Standing back I could reflect on how much discussion, debate, insight, energy and passion could be sparked by 16 words on 16 cards and a simple instruction to organise them according to a criteria. It’s fascinating to see a whole team engaged in the conversation. I’m inspired but never surprised by the richness of the conversation and the interesting twists and turns that it can take. This is resilience building in action. These honest conversations are the basis for shared understanding and stronger, deeper connections.

As a result of their experimentation with the 16 behaviours, the team realised that they had a strong Trust, Commitment and Empathy within the team, but that they also needed to spend some time understanding their true Purpose and to use this deliberation as a springboard for conversations with the wider business, linked to adding more value. They also recognised that they needed to dial up their Courage and to Challenge some of the decisions that they were currently accepting as a fait accompli.

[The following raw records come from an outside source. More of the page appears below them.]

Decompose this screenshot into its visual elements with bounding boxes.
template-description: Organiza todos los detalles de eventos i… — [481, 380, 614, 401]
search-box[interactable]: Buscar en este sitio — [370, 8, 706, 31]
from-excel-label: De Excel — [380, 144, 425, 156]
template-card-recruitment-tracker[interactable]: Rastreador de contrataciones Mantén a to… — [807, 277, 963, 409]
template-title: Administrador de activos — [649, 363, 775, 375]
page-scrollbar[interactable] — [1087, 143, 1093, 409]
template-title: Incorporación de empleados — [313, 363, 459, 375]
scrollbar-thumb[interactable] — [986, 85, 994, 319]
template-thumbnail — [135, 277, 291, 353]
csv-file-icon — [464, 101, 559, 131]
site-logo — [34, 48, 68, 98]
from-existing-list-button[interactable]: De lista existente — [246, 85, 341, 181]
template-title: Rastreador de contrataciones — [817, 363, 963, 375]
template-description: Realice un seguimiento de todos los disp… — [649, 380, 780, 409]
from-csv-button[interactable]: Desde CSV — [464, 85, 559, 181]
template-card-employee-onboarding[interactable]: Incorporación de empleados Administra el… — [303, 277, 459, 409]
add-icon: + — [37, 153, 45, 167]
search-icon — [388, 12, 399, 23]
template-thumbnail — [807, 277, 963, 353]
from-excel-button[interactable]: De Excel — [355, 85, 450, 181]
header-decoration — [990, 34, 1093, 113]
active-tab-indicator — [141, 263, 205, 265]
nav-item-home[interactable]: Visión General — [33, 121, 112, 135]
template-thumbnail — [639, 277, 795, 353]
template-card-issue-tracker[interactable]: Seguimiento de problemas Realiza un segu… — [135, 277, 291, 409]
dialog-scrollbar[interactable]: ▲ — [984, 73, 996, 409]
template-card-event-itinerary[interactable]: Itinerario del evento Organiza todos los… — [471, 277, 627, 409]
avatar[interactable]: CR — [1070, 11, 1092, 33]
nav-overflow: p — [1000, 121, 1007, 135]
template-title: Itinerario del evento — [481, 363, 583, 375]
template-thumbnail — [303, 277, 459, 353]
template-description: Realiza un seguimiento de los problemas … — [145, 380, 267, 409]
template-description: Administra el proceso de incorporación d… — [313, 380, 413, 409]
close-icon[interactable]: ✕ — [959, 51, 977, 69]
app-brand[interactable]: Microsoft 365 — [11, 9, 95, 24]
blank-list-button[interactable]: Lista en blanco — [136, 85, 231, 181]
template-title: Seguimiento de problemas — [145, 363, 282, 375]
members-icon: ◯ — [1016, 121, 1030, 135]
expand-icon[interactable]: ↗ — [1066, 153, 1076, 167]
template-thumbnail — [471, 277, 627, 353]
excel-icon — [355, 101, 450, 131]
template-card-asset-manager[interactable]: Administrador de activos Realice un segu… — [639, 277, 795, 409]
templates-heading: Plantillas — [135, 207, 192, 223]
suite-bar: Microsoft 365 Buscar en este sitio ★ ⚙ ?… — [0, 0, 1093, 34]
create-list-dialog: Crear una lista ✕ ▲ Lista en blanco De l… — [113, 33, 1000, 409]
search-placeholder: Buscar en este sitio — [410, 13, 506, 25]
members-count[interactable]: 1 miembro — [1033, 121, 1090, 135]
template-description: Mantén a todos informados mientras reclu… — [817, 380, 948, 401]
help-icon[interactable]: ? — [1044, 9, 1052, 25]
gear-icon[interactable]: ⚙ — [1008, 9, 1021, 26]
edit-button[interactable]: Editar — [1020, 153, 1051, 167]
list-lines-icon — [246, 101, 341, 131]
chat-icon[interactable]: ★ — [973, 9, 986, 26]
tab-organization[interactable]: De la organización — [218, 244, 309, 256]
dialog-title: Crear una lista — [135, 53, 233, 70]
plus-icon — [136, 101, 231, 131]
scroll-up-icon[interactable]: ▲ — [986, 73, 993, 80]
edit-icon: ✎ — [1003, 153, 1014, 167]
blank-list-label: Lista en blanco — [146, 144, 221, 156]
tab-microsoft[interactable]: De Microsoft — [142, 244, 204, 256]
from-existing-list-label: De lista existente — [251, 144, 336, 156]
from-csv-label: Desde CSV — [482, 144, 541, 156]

As our work in this area continues

We’re starting to notice that when a team engages in a structured dialogue like this, about how they ‘do’ the behaviours, that it heightens their awareness, creates greater understanding and makes them more robust as a team. It’s a way for them to join the dots of their shared experience. It adds importance to areas of strength and allows underdeveloped areas to be examined more closely and opportunities for development come to the surface. It gives the whole team the opportunity to understand each other’s viewpoints just a little bit more, and to value and appreciate the diversity within the team.

What our experiments in collaboration are beginning to show us, is that in our attempts to simplify collaboration, to make it accessible and to shape it with 16 universal behaviours that people recognise and can relate to, we’re exposing just how complex the interactions between people in organisations can be. With 2,092,278,989,000 ways of combining the 16 behaviours it’s clear that there really is no simple hack, no magic bullet or Holy Grail.

Instead perhaps the solution can be found in dialogue, diversity and joining the dots of people’s experience to equip them with what they need, in the moment, to work brilliantly together.